LONDON -- Vodafone AirTouch PLC, the world's largest provider of wireless services, said yesterday that it will make a new bid for Mannesmann AG after Germany's biggest mobile phone company spurned a $116.3 billion proposal.
If rejected again, the British company might go directly to shareholders.
Vodafone will meet with its shareholders over the next two days to work out an offer, said Chief Executive Officer Chris Gent. Mannesmann rejected a proposed bid Sunday of 202.65 euros ($209.57) per share.
"We're prepared, if necessary, to proceed with an unsolicited bid," Gent said. Some analysts say Vodafone will have to go as high as 270 euros per share to succeed.
While no hostile takeover has ever succeeded in Germany, some analysts and investors said Vodafone may have little choice after Mannesmann said Sunday's approach put the companies' joint ventures in three European countries "in jeopardy."
Mannesmann noted differences in strategy and a low price in rebuffing the offer, making a compromise unlikely, analysts said. The Vodafone bid would be the second-biggest ever.
Vodafone would not comment on what swap ratio it would offer in a new bid, though Gent said a cash element was unlikely. Mannesmann's supervisory board is scheduled to meet Friday, and Vodafone expects to have a new offer ready for the directors to discuss, Gent said.

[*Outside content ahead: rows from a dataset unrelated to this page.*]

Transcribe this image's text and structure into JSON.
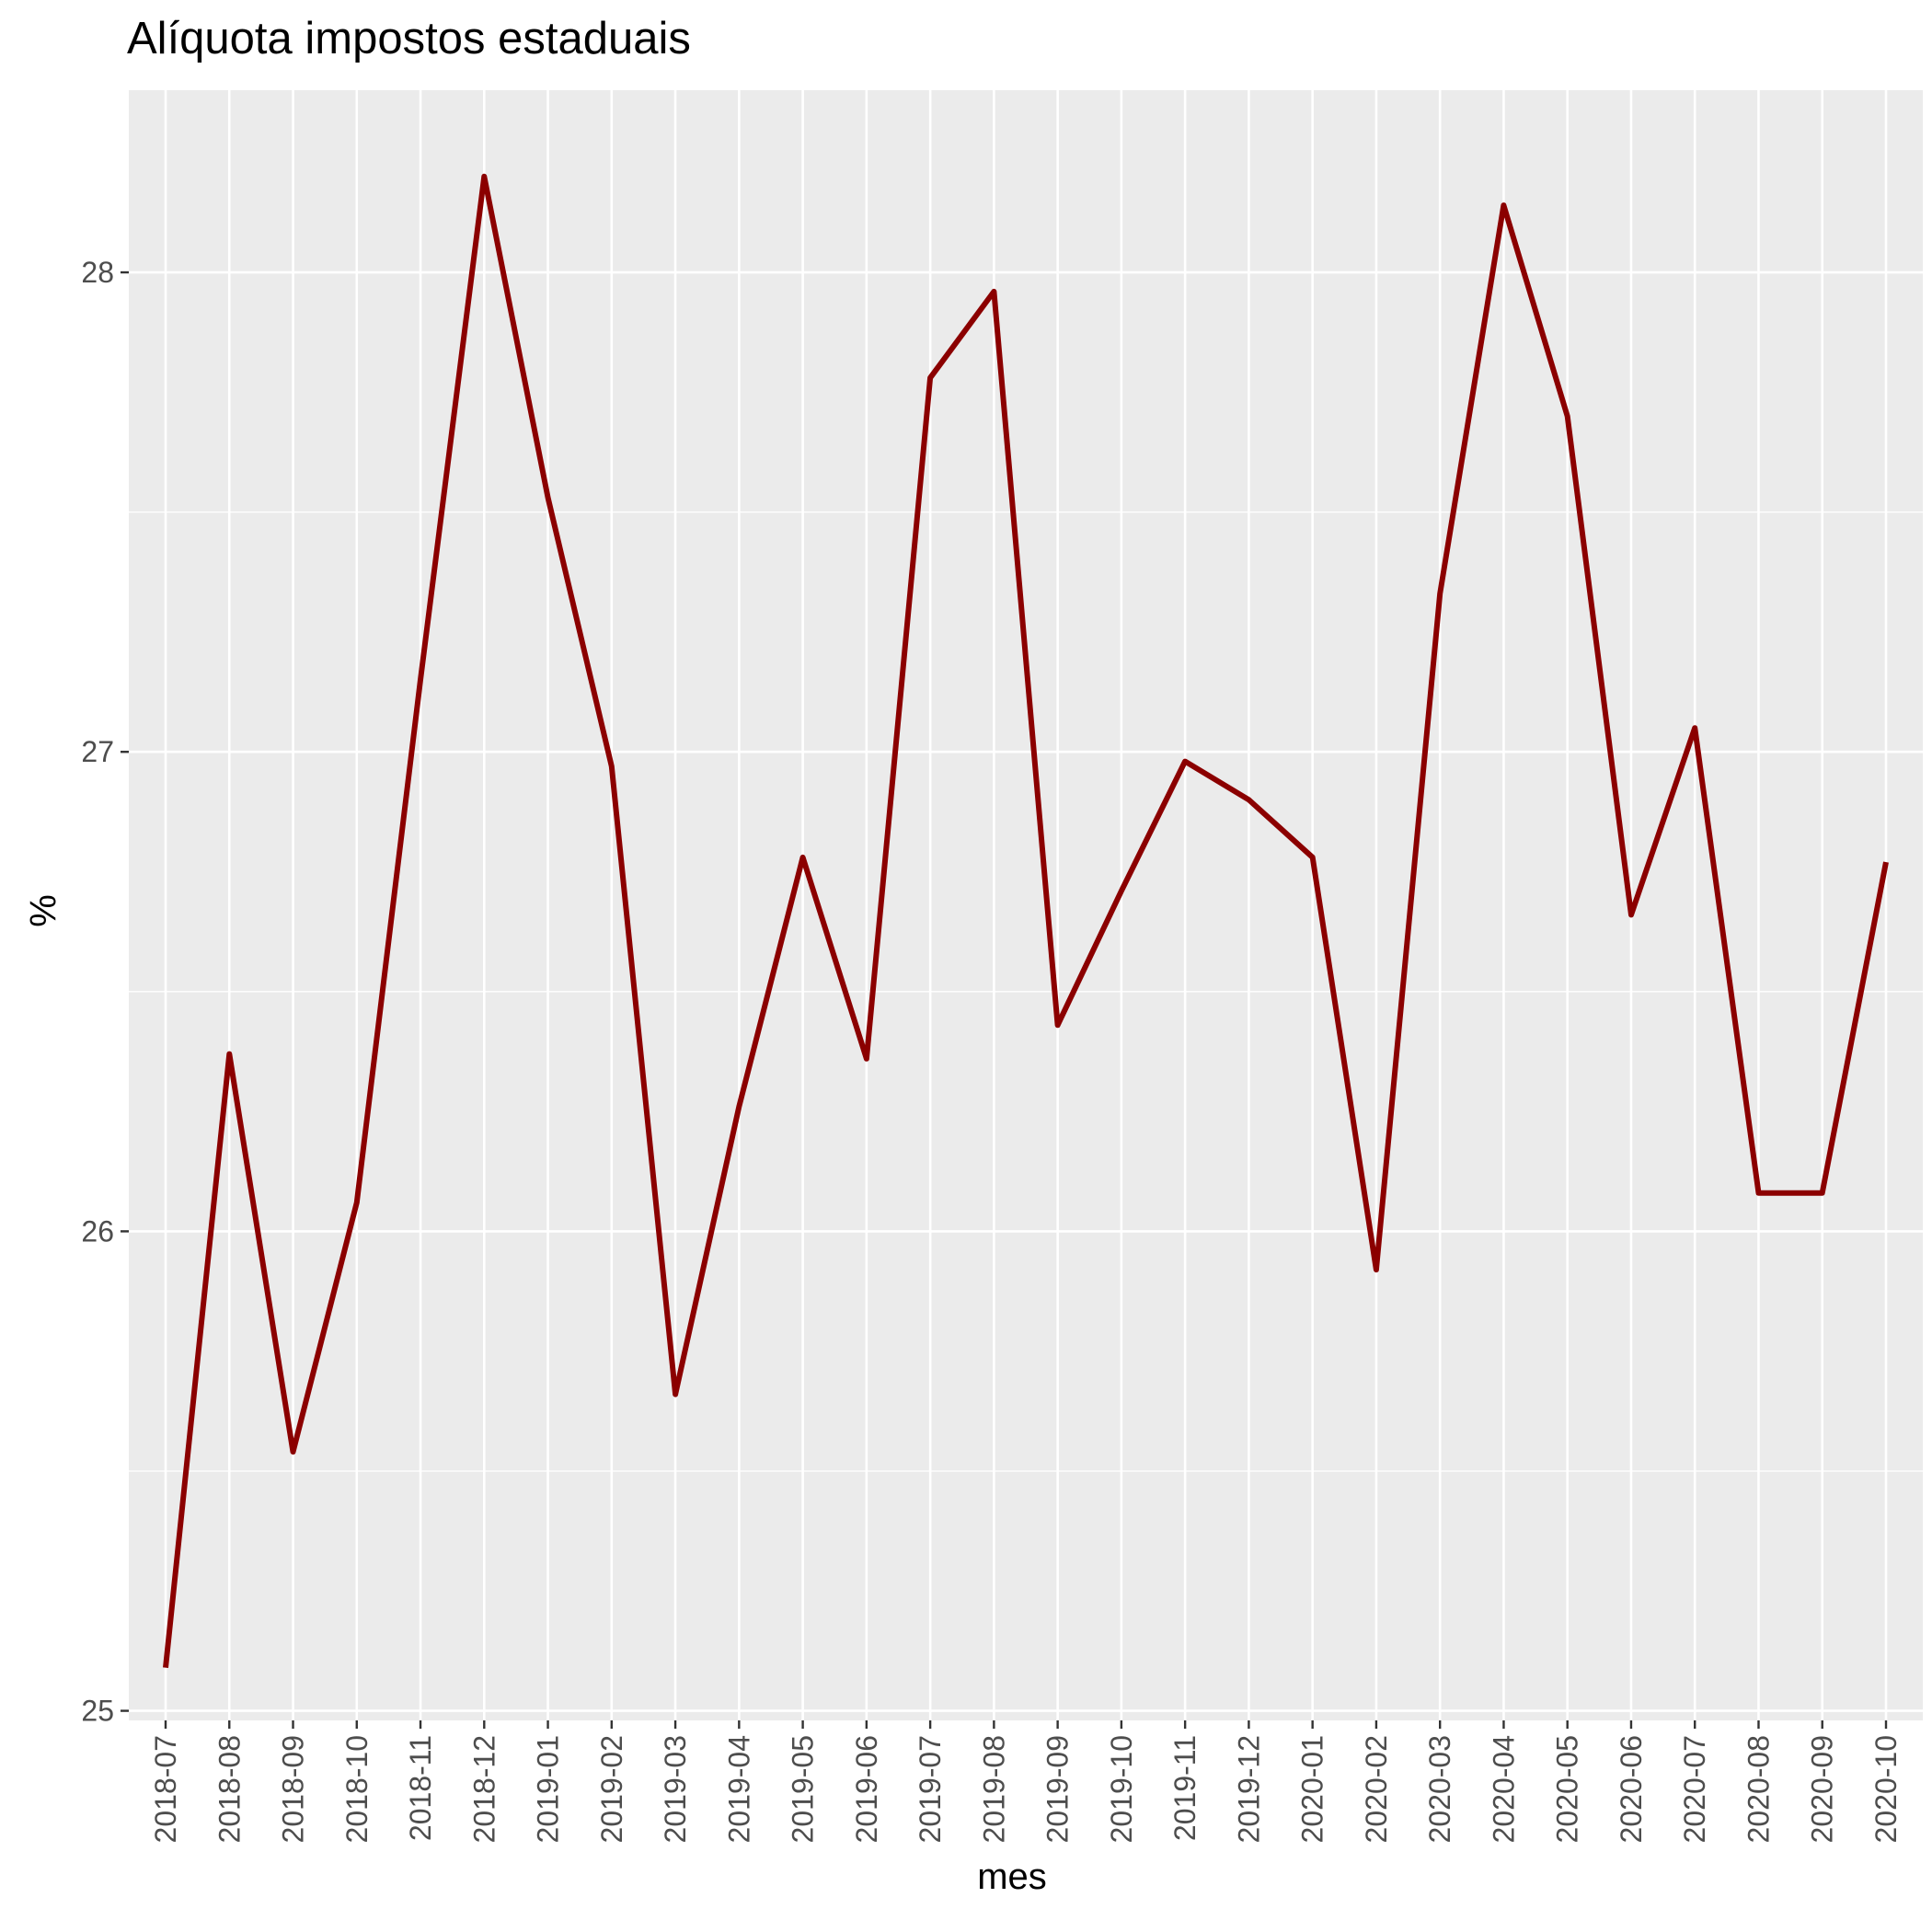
{
  "chart_data": {
    "type": "line",
    "title": "Alíquota impostos estaduais",
    "xlabel": "mes",
    "ylabel": "%",
    "x": [
      "2018-07",
      "2018-08",
      "2018-09",
      "2018-10",
      "2018-11",
      "2018-12",
      "2019-01",
      "2019-02",
      "2019-03",
      "2019-04",
      "2019-05",
      "2019-06",
      "2019-07",
      "2019-08",
      "2019-09",
      "2019-10",
      "2019-11",
      "2019-12",
      "2020-01",
      "2020-02",
      "2020-03",
      "2020-04",
      "2020-05",
      "2020-06",
      "2020-07",
      "2020-08",
      "2020-09",
      "2020-10"
    ],
    "series": [
      {
        "values": [
          25.09,
          26.37,
          25.54,
          26.06,
          27.15,
          28.2,
          27.53,
          26.97,
          25.66,
          26.26,
          26.78,
          26.36,
          27.78,
          27.96,
          26.43,
          26.71,
          26.98,
          26.9,
          26.78,
          25.92,
          27.33,
          28.14,
          27.7,
          26.66,
          27.05,
          26.08,
          26.08,
          26.77
        ],
        "color": "#8b0000"
      }
    ],
    "ylim": [
      24.98,
      28.38
    ],
    "yticks": [
      "25",
      "26",
      "27",
      "28"
    ],
    "grid": true,
    "panel_background": "#ebebeb",
    "grid_color": "#ffffff"
  }
}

Mannesmann, a Dusseldorf-based company, said it would not comment until it receives a new offer from Vodafone and repeated that it is not looking for a "white knight" to help fend off a hostile bid. Rather, the company is counting on its growth potential.
In a related development, Bell Atlantic Corp. does not plan to bid for Mannesmann because the price is too high, said Bell Atlantic Chairman and Chief Executive Officer Ivan Seidenberg.
Bell Atlantic, SBC Communications Inc., MCI WorldCom Inc. and British Telecommunications PLC have been seen as potential "white knight" suitors for Mannesmann.